Prodigue toujours ta beauté sans compter ni parler. Tu te tais. Elle dit à ta place: je suis, puis en multiples sens retombe, tombe enfin sur chacun. Rainer Maria Rilke
La pluie picote dans les flaques se reflètent les petites poules d’eau douce Est-ce cela que le félin observe la transmutation d’une écriture lourde en gouttelettes d’or pur ou attend-il plus simplement comme moi que le temps cesse de grappiller de précieuses secondes
Ce qu’il regarde, c’est presque toujours le vent. Un souffle qui agite le feuillage graduellement. Tous ces détails qui pour la grande majorité des humains ne sont rien, ne signifient rien, tout cela est à ses yeux de première importance.
Il observe les ombres, les zones de petite clarté, les mouvements infimes qui s’opèrent entre chaque ingrédient. Il sent, il sait que se tiennent là les furtifs remparts de son univers. C’est là qu’il rencontre les premières sentinelles du territoire extensible et souple qui est le sien. Un monde qui n’est pas censé nous échapper aussi facilement. Le langage des éléments avec tous ses reliefs sonores, olfactifs, temporels infimes.
L’harmonie partiellement atteinte tremble et tangue comme l’ombre d’une pieuvre nuageuse, un fantôme rétablit l’équilibre insaisissable. Il voit entre les herbes et les pierres, la silhouette frêle d’un lézard, il aperçoit la mécanique hyptnotisante derrière la danse de la mante. Il entend une voix qui se hasarde au fond de lui, une musique rassurante, épanouie comme une fleur au soleil et décide qu’il est temps de fermer les yeux.

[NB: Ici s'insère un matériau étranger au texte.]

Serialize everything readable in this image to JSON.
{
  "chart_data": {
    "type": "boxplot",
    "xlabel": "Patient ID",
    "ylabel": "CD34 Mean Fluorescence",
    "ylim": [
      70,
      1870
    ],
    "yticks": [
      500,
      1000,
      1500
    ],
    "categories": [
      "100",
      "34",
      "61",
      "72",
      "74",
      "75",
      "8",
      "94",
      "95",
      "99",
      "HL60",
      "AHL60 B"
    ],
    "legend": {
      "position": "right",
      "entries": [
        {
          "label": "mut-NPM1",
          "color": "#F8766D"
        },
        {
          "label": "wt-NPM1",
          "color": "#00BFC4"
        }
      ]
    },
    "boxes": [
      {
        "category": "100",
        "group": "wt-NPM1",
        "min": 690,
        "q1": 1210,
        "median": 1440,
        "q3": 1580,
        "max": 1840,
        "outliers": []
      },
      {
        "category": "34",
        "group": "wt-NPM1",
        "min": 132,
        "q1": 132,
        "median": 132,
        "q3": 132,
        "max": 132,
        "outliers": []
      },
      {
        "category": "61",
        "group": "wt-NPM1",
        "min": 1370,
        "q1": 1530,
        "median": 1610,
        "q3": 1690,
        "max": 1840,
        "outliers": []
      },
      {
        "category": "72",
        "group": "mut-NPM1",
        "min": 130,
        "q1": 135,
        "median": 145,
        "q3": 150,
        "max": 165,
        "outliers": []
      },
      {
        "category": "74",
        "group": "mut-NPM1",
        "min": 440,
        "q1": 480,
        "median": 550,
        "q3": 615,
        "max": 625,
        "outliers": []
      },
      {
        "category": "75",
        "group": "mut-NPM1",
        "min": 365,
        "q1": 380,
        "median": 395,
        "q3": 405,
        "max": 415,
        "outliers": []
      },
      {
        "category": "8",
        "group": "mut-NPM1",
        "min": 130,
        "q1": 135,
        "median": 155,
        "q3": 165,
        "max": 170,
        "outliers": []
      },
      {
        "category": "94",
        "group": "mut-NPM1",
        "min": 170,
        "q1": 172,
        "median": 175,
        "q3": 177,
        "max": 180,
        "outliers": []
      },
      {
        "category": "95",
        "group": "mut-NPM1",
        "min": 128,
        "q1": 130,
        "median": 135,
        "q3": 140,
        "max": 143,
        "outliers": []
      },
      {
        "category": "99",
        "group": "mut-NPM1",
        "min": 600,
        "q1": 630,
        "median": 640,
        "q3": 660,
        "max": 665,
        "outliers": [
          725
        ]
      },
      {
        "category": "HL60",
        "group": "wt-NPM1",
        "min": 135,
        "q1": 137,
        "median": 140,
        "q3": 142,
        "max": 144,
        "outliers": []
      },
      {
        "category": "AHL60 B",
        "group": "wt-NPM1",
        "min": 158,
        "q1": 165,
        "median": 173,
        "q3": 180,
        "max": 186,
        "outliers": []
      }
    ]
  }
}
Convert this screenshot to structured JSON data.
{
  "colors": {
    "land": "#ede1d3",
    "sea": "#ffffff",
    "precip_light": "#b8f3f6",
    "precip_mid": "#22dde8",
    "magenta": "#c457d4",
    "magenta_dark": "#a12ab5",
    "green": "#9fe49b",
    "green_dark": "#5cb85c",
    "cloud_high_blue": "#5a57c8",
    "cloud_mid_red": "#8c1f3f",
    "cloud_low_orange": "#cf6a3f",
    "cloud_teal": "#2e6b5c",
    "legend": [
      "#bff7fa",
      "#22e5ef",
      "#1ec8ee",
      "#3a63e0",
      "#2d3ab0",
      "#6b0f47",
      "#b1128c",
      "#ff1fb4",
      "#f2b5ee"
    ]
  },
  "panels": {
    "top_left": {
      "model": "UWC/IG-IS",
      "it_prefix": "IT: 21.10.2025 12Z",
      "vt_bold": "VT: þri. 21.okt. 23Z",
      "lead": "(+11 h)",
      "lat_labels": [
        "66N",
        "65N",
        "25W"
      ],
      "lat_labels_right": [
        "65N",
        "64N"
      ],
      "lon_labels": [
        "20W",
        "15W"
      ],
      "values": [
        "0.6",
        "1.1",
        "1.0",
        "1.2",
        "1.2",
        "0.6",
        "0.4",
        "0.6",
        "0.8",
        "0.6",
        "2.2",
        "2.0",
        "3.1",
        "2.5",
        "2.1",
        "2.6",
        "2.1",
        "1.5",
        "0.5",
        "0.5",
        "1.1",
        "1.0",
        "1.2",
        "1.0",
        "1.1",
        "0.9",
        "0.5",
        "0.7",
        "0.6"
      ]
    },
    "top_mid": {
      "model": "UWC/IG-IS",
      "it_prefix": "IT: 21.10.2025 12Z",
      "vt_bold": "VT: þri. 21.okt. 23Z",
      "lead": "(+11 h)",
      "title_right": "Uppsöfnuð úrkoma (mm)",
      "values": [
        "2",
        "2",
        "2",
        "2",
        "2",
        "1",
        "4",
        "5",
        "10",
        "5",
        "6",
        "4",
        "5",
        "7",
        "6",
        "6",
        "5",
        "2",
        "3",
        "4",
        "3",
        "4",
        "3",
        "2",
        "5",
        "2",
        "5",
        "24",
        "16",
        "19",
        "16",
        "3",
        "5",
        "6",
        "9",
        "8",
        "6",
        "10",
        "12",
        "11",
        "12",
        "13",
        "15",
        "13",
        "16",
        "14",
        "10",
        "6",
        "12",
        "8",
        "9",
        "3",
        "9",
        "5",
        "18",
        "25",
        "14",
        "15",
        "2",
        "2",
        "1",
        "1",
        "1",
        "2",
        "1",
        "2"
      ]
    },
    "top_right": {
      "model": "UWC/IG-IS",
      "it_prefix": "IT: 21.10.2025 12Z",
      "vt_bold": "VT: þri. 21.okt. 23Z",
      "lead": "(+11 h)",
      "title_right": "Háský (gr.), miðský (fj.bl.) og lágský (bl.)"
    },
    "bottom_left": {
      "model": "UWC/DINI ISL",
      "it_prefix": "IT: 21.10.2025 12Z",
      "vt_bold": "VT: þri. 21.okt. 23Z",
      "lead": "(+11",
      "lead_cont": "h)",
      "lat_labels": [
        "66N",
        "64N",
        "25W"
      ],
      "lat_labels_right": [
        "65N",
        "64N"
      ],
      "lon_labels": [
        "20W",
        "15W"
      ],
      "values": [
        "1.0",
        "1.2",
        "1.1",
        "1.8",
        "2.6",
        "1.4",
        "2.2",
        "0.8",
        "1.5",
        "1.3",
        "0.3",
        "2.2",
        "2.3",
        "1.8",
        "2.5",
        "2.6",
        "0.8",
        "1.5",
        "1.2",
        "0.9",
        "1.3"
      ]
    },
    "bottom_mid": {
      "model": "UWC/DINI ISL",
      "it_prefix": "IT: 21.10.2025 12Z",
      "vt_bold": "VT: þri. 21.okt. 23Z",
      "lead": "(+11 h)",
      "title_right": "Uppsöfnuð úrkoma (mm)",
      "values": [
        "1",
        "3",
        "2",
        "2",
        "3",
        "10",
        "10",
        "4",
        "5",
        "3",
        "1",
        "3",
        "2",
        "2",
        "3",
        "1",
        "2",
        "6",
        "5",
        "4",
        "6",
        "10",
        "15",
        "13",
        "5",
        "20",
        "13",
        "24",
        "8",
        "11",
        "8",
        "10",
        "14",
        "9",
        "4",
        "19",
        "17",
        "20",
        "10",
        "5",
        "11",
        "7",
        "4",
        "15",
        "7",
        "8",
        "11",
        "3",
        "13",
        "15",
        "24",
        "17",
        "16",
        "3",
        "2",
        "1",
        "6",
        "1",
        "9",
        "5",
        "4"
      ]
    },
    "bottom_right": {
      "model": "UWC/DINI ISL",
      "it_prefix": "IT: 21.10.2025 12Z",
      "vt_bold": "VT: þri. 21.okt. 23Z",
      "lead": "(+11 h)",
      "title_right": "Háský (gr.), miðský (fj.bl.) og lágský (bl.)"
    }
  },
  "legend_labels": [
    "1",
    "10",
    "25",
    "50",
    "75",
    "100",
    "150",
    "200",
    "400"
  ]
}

Sous les paupières, le monde liquide du rêve se mélange à la réalité qui se cristallise impassiblement. Peu à peu le sommeil soulève en rythme de petites vagues sur la mer noire du pelage. Il dort. Il réécrit de petites galaxies en petites galaxies l’infinité juste avant qu’elle ne se fossilise à jamais dans l’ambre.
Par la fenêtre il regarde les vagues certaines halètent en prévision de la plage d’autres repartent
Dès que la porte s’ouvre il bondit vers l’air libre il saute sur la table où sont posés des légumes et des fruits l’odeur des végétaux l’intrigue il décortique le message qu’ils ont pour lui provenance fraicheur et quelques détails sur le propriétaire de l’endroit où ils ont grandi
Il va rêveur de par ses chemins habituels qui favorisent de longues trainées d’ombres Il va évitant les flaques de soleil Quelques sifflements annoncent sa présence aux autres habitants du jardin Personne qui ne sache que son errance a commencé
Le vent mélange les murmures entre eux Ceux des vagues ceux de l’eau ceux des feuillages et ceux du temps qui passe
Il va silencieux Il sait que ses pas et ceux de l’éternité ont quelque chose à se confier un mot enrobé de patience un mot qui ressemble à un miaulement qu’il est le seul à comprendre.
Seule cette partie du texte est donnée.